Objets connectés : avec sa iSIM, ARM souhaite s’affranchir de l’encombrement des cartes SIM

Le britannique ARM réfléchit très fortement à un concept de « iSIM ». L’objectif principal semble être le marché des objets connectés, mais le secteur des smartphones ne paraît pas si loin.

Adieu mini, micro et nano ? Les cartes SIM pourraient bientôt être un souvenir du passé. C’est en tout cas l’objectif de l’entreprise britannique ARM. Le géant voudrait les intégrer directement à l’architecture du processeur. Cette nouveauté a même déjà son petit nom : iSIM.

Et si demain la carte SIM de votre smartphone était intégrée au processeur ?

Dans le même processeur, on trouverait donc un microcontrôleur (MCU), un modem et l’iSIM, le tout respectant les standards de la GSMA. A l’heure actuelle, on reste encore un peu sur notre faim, mais en théorie, on devrait en savoir plus lors du MWC 2018.

Les avantages potentiels sont nombreux.
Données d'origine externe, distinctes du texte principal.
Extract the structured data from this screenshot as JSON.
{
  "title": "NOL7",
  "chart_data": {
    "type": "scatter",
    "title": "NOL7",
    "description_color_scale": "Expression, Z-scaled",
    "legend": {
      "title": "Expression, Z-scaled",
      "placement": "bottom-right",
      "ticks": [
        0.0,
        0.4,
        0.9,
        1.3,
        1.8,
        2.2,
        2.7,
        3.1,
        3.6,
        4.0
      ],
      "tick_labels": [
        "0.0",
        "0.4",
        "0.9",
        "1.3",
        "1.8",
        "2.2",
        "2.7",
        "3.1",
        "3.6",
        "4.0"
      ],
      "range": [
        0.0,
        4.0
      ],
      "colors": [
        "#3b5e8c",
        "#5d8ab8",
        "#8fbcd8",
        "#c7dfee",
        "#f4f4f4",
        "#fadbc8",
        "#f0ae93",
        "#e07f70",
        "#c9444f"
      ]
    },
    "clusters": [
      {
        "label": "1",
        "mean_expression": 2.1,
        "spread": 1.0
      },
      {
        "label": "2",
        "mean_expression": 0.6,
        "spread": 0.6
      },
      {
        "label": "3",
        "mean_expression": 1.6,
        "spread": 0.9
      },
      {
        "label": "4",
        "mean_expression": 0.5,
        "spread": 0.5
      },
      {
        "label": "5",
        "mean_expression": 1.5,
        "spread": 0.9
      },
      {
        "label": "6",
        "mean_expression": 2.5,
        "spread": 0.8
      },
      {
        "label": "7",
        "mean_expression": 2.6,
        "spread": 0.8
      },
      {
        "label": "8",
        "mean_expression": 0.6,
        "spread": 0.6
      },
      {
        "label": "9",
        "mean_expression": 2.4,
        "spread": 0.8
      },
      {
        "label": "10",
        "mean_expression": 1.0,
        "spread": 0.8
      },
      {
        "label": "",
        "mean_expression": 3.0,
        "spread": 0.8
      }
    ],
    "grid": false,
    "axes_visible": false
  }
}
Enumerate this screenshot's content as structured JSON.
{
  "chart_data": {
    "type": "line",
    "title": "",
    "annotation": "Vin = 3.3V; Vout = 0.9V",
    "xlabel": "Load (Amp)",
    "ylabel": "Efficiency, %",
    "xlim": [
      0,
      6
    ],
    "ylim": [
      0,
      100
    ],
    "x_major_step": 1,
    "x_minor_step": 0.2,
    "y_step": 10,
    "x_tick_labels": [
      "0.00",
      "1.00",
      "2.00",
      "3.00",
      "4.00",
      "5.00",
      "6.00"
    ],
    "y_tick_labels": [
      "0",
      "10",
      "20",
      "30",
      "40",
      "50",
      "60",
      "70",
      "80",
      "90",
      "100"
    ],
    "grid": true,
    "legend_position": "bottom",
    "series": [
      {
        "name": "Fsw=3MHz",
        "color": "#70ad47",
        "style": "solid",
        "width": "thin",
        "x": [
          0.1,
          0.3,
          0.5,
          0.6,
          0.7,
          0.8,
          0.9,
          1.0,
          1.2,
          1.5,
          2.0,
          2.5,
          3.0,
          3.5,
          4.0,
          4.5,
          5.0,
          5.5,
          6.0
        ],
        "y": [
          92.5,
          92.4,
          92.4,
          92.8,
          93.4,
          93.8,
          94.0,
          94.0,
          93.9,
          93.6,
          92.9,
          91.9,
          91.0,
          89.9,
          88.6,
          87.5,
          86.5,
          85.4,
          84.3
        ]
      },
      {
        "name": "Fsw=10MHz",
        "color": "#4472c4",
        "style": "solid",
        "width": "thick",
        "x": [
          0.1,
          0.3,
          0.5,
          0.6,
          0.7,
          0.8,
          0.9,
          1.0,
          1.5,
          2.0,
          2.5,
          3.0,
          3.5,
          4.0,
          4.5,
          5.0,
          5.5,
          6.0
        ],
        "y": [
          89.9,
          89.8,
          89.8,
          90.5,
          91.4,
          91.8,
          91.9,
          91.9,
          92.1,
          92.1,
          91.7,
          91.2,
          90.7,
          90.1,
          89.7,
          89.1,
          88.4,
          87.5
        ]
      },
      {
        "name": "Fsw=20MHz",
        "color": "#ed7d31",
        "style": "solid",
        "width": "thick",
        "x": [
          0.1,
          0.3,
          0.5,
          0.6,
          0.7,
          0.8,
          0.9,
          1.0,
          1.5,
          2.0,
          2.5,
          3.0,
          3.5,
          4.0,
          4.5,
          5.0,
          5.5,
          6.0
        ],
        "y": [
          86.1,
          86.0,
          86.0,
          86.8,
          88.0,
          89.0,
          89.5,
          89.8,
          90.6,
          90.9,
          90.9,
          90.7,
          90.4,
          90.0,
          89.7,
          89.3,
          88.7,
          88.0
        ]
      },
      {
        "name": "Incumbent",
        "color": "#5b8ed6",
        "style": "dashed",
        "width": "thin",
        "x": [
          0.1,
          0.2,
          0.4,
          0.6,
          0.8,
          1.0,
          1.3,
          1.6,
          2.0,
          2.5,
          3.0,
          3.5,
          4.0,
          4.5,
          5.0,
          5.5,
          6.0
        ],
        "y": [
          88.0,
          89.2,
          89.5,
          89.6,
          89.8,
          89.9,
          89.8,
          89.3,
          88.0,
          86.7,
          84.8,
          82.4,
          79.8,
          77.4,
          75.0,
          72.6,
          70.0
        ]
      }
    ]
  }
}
Tout d’abord, l’espace dans les smartphones, qui est toujours un facteur central, mais aussi un coût divisé par deux ou trois. Si ARM vise le marché des objets connectés dans un premier temps, difficile de ne pas croire que les smartphones seront les prochains sur la liste.

Arm y croit !

Bien sûr, du côté des constructeurs, les avantages potentiels sont évidents. Mais, ce constat optimiste pourrait bien ne pas être partagé par tout le monde. Au premier rang, les opérateurs sans aucun doute. Bien souvent, la carte SIM physique constitue encore un lien direct avec l’abonné. Le fait qu’elles soient toujours invisibles mais siglées avec le logo de la marque représente un symbole évident. Sans même parler des services à valeur ajoutée potentiellement liés.

Par ailleurs, c’est tout un modèle économique qui pourrait être remis en cause. Qu’adviendrait-il à une entreprise comme le français Gemalto qui produit des millions de cartes SIM ? A moins de réussir à se réinventer complètement, ce serait une grave menace. La bonne nouvelle, c’est que le projet n’est pas complètement neuf non plus. Apple en parle depuis 2011 avec le dépôt d’un brevet pour un réseau virtuel mobile. Samsung y travaille aussi. Mais pour l’instant, la perspective semble toujours aussi lointaine, en dehors des smartwatchs.